Dünya Kadınlar Günü’nün ortaya çıkışı: 8 Mart 1857 tarihinde ABD'nin New York kentinde 40.000 dokuma “zenci işçi kadının” daha iyi çalışma koşulları isteğiyle çalıştıkları tekstil fabrikasında greve başladılar. Fakat polisin işçilere saldırması ve işçilerin fabrikaya kilitlenmesi ve arkasından da çıkan yangında işçilerin fabrika önünde kurulan polis barikatından kaçamaması sonucu 129 kadın zenci işçi can verdi. Bu işçilerin cenaze törenine binlerce kişi katılmıştı.
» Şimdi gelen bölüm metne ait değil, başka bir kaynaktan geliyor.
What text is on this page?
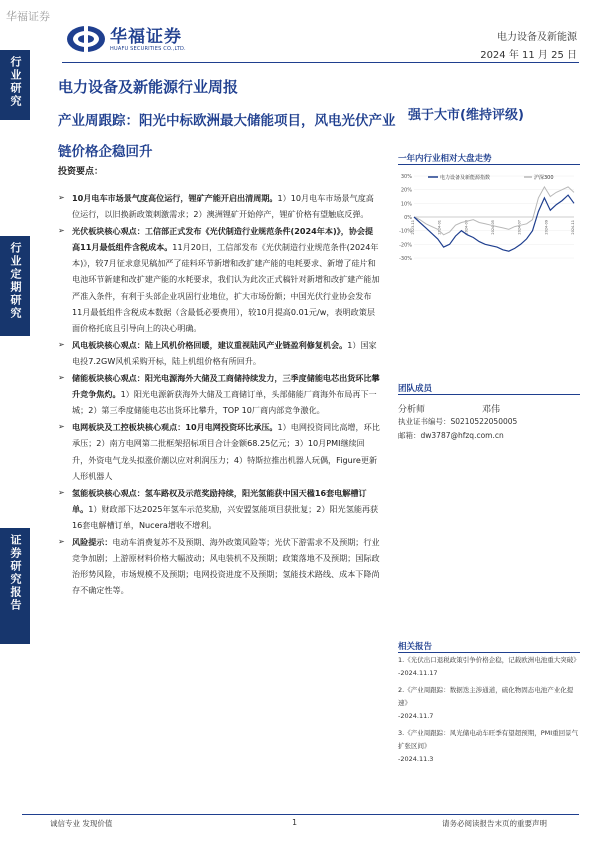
华福证券
华福证券
HUAFU SECURITIES CO.,LTD.
电力设备及新能源
2024 年 11 月 25 日
行业研究
行业定期研究
证券研究报告
电力设备及新能源行业周报
产业周跟踪：阳光中标欧洲最大储能项目，风电光伏产业链价格企稳回升
强于大市(维持评级)
投资要点：

➢ 10月电车市场景气度高位运行，锂矿产能开启出清周期。1）10月电车市场景气度高位运行，以旧换新政策刺激需求；2）澳洲锂矿开始停产，锂矿价格有望触底反弹。

➢ 光伏板块核心观点：工信部正式发布《光伏制造行业规范条件(2024年本)》，协会提高11月最低组件含税成本。11月20日，工信部发布《光伏制造行业规范条件(2024年本)》，较7月征求意见稿加严了硅料环节新增和改扩建产能的电耗要求、新增了硅片和电池环节新建和改扩建产能的水耗要求，我们认为此次正式稿针对新增和改扩建产能加严准入条件，有利于头部企业巩固行业地位，扩大市场份额；中国光伏行业协会发布11月最低组件含税成本数据（含最低必要费用），较10月提高0.01元/w，表明政策层面价格托底且引导向上的决心明确。

➢ 风电板块核心观点：陆上风机价格回暖，建议重视陆风产业链盈利修复机会。1）国家电投7.2GW风机采购开标，陆上机组价格有所回升。

➢ 储能板块核心观点：阳光电源海外大储及工商储持续发力，三季度储能电芯出货环比攀升竞争焦灼。1）阳光电源新获海外大储及工商储订单，头部储能厂商海外布局再下一城；2）第三季度储能电芯出货环比攀升，TOP 10厂商内部竞争激化。

➢ 电网板块及工控板块核心观点：10月电网投资环比承压。1）电网投资同比高增，环比承压；2）南方电网第二批框架招标项目合计金额68.25亿元；3）10月PMI继续回升，外资电气龙头拟涨价潮以应对利润压力；4）特斯拉推出机器人玩偶，Figure更新人形机器人

➢ 氢能板块核心观点：氢车路权及示范奖励持续，阳光氢能获中国天楹16套电解槽订单。1）财政部下达2025年氢车示范奖励，兴安盟氢能项目获批复；2）阳光氢能再获16套电解槽订单，Nucera增收不增利。

➢ 风险提示：电动车消费复苏不及预期、海外政策风险等；光伏下游需求不及预期；行业竞争加剧；上游原材料价格大幅波动；风电装机不及预期；政策落地不及预期；国际政治形势风险，市场规模不及预期；电网投资进度不及预期；氢能技术路线、成本下降尚存不确定性等。

一年内行业相对大盘走势
30%
20%
10%
0%
-10%
-20%
-30%
2023-11	2024-01	2024-03	2024-05	2024-07	2024-09	2024-11
电力设备及新能源指数	沪深300
团队成员
分析师	邓伟
执业证书编号：S0210522050005
邮箱：dw3787@hfzq.com.cn
相关报告
1.《光伏出口退税政策引争价格企稳，记载欧洲电池重大突破》
-2024.11.17
2.《产业周跟踪：数据迭主涉通道，硫化物固态电池产业化提速》
-2024.11.7
3.《产业周跟踪：风光储电动车旺季有望超预期，PMI重回景气扩张区间》
-2024.11.3
诚信专业 发现价值	1	请务必阅读报告末页的重要声明
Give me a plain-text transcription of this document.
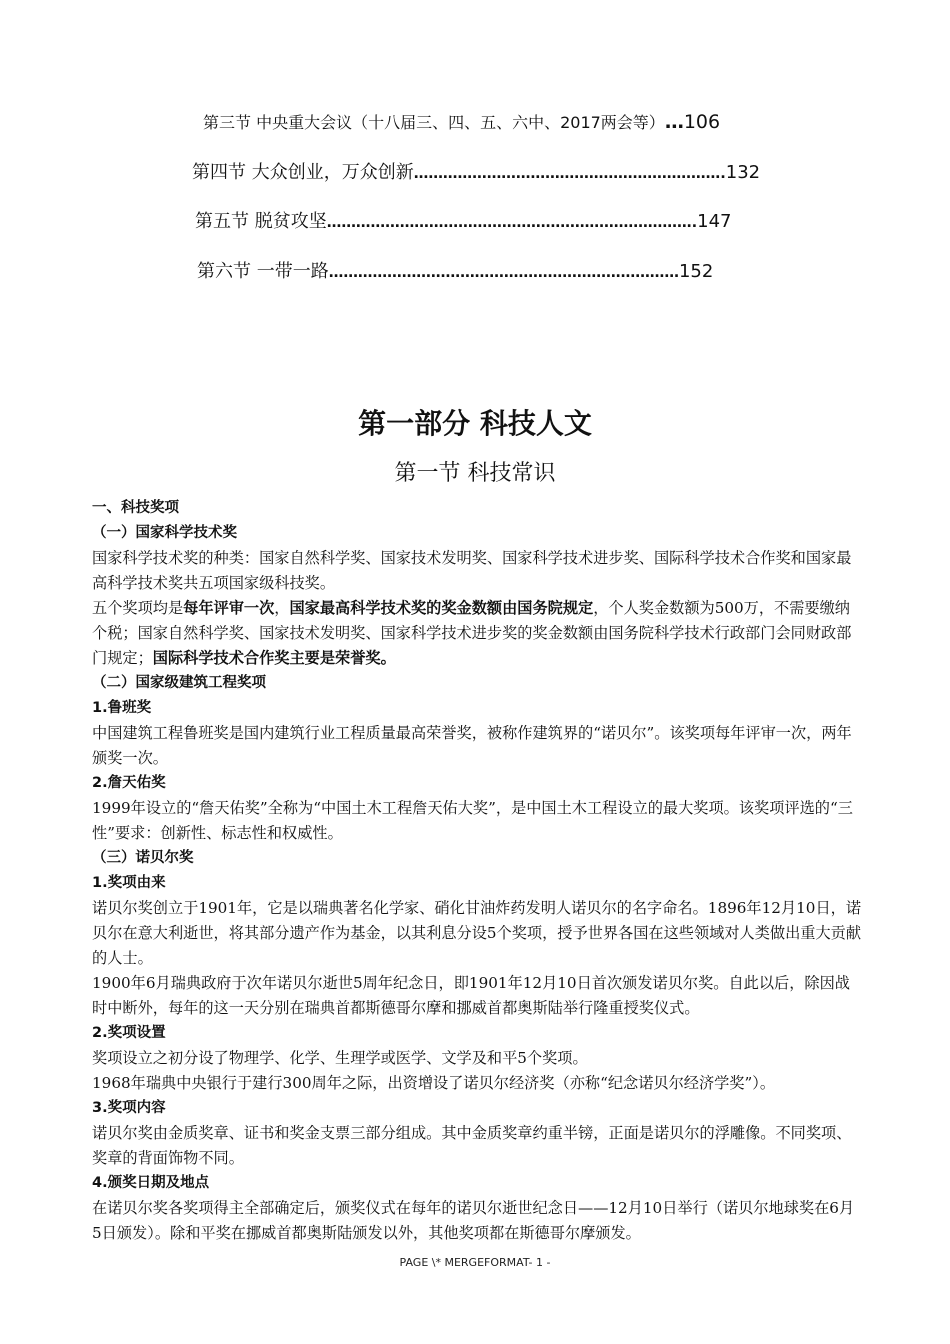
第三节 中央重大会议（十八届三、四、五、六中、2017两会等）…106
第四节 大众创业，万众创新……………………………………………………….132
第五节 脱贫攻坚………………………………………………………………….147
第六节 一带一路………………………………………………………………152
第一部分 科技人文
第一节 科技常识

一、科技奖项

（一）国家科学技术奖

国家科学技术奖的种类：国家自然科学奖、国家技术发明奖、国家科学技术进步奖、国际科学技术合作奖和国家最高科学技术奖共五项国家级科技奖。

五个奖项均是每年评审一次，国家最高科学技术奖的奖金数额由国务院规定，个人奖金数额为500万，不需要缴纳个税；国家自然科学奖、国家技术发明奖、国家科学技术进步奖的奖金数额由国务院科学技术行政部门会同财政部门规定；国际科学技术合作奖主要是荣誉奖。

（二）国家级建筑工程奖项

1.鲁班奖

中国建筑工程鲁班奖是国内建筑行业工程质量最高荣誉奖，被称作建筑界的“诺贝尔”。该奖项每年评审一次，两年颁奖一次。

2.詹天佑奖

1999年设立的“詹天佑奖”全称为“中国土木工程詹天佑大奖”，是中国土木工程设立的最大奖项。该奖项评选的“三性”要求：创新性、标志性和权威性。

（三）诺贝尔奖

1.奖项由来

诺贝尔奖创立于1901年，它是以瑞典著名化学家、硝化甘油炸药发明人诺贝尔的名字命名。1896年12月10日，诺贝尔在意大利逝世，将其部分遗产作为基金，以其利息分设5个奖项，授予世界各国在这些领域对人类做出重大贡献的人士。

1900年6月瑞典政府于次年诺贝尔逝世5周年纪念日，即1901年12月10日首次颁发诺贝尔奖。自此以后，除因战时中断外，每年的这一天分别在瑞典首都斯德哥尔摩和挪威首都奥斯陆举行隆重授奖仪式。

2.奖项设置

奖项设立之初分设了物理学、化学、生理学或医学、文学及和平5个奖项。

1968年瑞典中央银行于建行300周年之际，出资增设了诺贝尔经济奖（亦称“纪念诺贝尔经济学奖”）。

3.奖项内容

诺贝尔奖由金质奖章、证书和奖金支票三部分组成。其中金质奖章约重半镑，正面是诺贝尔的浮雕像。不同奖项、奖章的背面饰物不同。

4.颁奖日期及地点

在诺贝尔奖各奖项得主全部确定后，颁奖仪式在每年的诺贝尔逝世纪念日——12月10日举行（诺贝尔地球奖在6月5日颁发）。除和平奖在挪威首都奥斯陆颁发以外，其他奖项都在斯德哥尔摩颁发。

PAGE \* MERGEFORMAT- 1 -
Amerikalı hak ve özgürlüklerini arama noktasında sendikal bir yapılanma olan kadınlar gününün kanlı bir geçmişi var…

Dünya Kadınlar Günü kutlama tarihinin 8 Mart olarak saptanışı ise, 1921'de Moskova'da gerçekleştirilen 3. Uluslararası Kadınlar Konferansı'nda kararlaştırıldı. Adı da, "Dünya Emekçi Kadınlar Günü" olarak belirlendi.

12 Eylül 1980 Askeri Darbesi'nde dört yıl süreyle kesintiye uğrasa da,  Türkiye'de 1921 yılında "Emekçi Kadınlar Günü" olarak kutlanmaya başlamıştı.

Kadın Önce Annedir…

Kutsal rolü olan paha biçilmez kadınlar: Detayları çok iyi görebilen, inceliklerden zevk alan, zeki ve bir o kadar da şefkatli insanlar olarak yaratılmışlardır. Kadın ve erkeğin her biri insanın yarısıdır. Kadını yok sayan erkek, kendi yarısından vazgeçmiş demektir.
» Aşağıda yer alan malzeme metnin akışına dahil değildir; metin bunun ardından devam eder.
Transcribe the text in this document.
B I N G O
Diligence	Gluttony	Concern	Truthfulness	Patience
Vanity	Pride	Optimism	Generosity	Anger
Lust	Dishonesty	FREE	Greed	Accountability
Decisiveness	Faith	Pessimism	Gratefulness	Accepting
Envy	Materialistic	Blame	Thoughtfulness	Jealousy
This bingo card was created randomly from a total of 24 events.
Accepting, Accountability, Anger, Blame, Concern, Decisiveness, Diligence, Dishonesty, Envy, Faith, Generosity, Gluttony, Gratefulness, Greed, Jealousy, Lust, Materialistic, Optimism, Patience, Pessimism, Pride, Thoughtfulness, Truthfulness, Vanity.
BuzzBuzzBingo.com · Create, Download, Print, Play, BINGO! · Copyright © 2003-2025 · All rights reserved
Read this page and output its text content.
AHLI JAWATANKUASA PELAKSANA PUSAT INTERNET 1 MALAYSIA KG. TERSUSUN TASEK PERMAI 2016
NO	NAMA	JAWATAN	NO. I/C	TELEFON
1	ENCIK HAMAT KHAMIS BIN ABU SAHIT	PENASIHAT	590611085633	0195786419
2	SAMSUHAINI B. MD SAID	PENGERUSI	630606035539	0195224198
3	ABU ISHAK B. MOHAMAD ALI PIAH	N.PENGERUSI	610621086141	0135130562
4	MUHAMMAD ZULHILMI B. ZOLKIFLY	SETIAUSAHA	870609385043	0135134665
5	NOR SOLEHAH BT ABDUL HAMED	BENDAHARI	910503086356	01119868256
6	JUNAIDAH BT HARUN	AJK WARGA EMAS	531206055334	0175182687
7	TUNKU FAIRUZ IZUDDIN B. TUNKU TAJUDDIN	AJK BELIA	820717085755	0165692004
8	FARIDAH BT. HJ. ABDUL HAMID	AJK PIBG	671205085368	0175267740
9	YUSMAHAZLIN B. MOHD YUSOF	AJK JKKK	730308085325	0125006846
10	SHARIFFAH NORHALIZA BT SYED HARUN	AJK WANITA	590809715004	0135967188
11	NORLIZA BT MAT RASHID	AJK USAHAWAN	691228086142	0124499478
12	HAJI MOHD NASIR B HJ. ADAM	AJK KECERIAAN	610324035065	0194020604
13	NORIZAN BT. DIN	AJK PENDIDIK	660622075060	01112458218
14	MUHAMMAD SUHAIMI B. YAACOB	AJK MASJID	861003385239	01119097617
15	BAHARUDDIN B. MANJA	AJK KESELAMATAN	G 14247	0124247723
Toplumu doğuran kadın aynı zamanda toplumun diğer yarısına eştir. Kadın yaratılışının gereği olarak merhamet, güzellik kaynağı bir ahlak ve erdemle tüm toplumu sararıp kuşatır. Eşi olan erkeğin yanında evin idaresinde, çocukların eğitim ve bakımında, adeta dengeleyen sıcak sevgisiyle erdemlere taşıyan bir esenlik soluğu dur o. Toplumda, çalışma hayatında ve bulunduğu her ortamda dost ve yardımcıdır karşı cinse…

İş hayatında, yüreğine nakşolmuş merhamet sarmalıyla ayrı bir dokunuşla mesleğini icra eder:

Öğretmendir, anne sıcaklığıyla burcu burcu sarar öğrencilerini, nesiller onun elinden adım, adım yürür dünyaya. Milletvekilleri, bakanlar, başbakanlar, generaller, doktorlar, hukukçular, mühendisler… İlk derslerini ondan alarak meslek icra etmektedirler.
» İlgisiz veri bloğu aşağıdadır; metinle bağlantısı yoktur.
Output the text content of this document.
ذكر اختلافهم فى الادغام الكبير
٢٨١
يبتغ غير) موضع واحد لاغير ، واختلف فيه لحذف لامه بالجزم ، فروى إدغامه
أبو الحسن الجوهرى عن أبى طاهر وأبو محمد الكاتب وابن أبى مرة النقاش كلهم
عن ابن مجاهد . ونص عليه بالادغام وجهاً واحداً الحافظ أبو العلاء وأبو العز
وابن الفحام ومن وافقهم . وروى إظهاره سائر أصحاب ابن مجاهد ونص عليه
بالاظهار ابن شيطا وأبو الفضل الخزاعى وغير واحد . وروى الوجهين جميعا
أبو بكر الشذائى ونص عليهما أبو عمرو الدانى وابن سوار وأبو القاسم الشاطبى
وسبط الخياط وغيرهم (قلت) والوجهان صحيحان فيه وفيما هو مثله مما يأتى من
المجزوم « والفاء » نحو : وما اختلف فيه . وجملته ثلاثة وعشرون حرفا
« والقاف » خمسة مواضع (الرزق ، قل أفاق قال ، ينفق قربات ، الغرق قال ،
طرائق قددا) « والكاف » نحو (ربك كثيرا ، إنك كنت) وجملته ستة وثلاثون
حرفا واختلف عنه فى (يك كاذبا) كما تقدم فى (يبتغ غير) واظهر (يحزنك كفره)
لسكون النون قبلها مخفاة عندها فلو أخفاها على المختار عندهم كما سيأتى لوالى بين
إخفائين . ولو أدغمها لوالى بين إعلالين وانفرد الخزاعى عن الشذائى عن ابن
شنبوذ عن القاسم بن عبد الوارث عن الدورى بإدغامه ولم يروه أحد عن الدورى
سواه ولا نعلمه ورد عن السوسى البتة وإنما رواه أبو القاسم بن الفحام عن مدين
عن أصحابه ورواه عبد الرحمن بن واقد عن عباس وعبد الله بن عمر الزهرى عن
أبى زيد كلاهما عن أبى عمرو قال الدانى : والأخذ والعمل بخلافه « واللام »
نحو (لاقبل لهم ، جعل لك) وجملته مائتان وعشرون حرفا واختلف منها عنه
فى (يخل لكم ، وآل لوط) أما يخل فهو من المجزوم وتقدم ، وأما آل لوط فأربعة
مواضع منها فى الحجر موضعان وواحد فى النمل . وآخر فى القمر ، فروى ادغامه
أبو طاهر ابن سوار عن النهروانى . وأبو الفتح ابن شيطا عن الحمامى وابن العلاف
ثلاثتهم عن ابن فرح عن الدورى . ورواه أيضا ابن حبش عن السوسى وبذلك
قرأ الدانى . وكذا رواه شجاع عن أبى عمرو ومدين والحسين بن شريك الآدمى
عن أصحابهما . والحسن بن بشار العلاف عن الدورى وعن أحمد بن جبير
Kadın fıtratından getirdiği incelik ve nezaket, yüreğine dokuduğu eşsiz sabır, merhamet ve adaletin terazisini öyle dengeler ki… Doktordur yumuşak o yüreğinin nazenin sancılarına şifa olabilecek bir duyarlılıkla dokunur her bir hastanın yüreğine ve bedenine. Onun parmaklarından şifa akar insanlığın kurumuş kalbine ve damarlarına. Mimar olur, asık suratlı beton binaların içinde bir kır menekşesi gibi size gülümserken ciddi duvarlara, camlara memure olarak tebessümler yağdırır.

Kadın, eş olarak erkeğinin yanında vakur, adaletli ve merhametli haliyle evindeki dirlik ve düzeni en güzel bir şekilde sağlar. Onunla evin havası burcu burcu kokarken, renk cümbüşü çiçeklerin rayihası yayılır her odaya onun o tılsımlı varlığından. Her bir hareketi, her bir duruşu sabrın ve özverinin engin kuşatıcılığıyla insanlığa bıkmadan, usanmadan hep ümit aşılar…

Bediüzzaman Hazretleri, Hanımlar Rehberi isimli eserinde evlilikte “kadında sadakat ve emniyet, erkekte ise cesaret ve sahavet (cömertlik) en temel özelliktir” der.

Alemlerin Yaratıcısı Yüce Allah, kadın ve erkeği birbirinin eksiklerini “tamamlayıcı” ve ancak ibadette üstün gördüğünü belirtirken ve elçisinin (sav) hayatı da önümüzde capcanlı dururken günümüzde insanlara ne oluyor ki, “Kadın mı, erkek mi üstün?” tartışmaları içinde cinsiyet ayrımcılığı yapıyorlar? Hatta bazen buna İslami feminizm adını da takmaktan gocunmuyorlar…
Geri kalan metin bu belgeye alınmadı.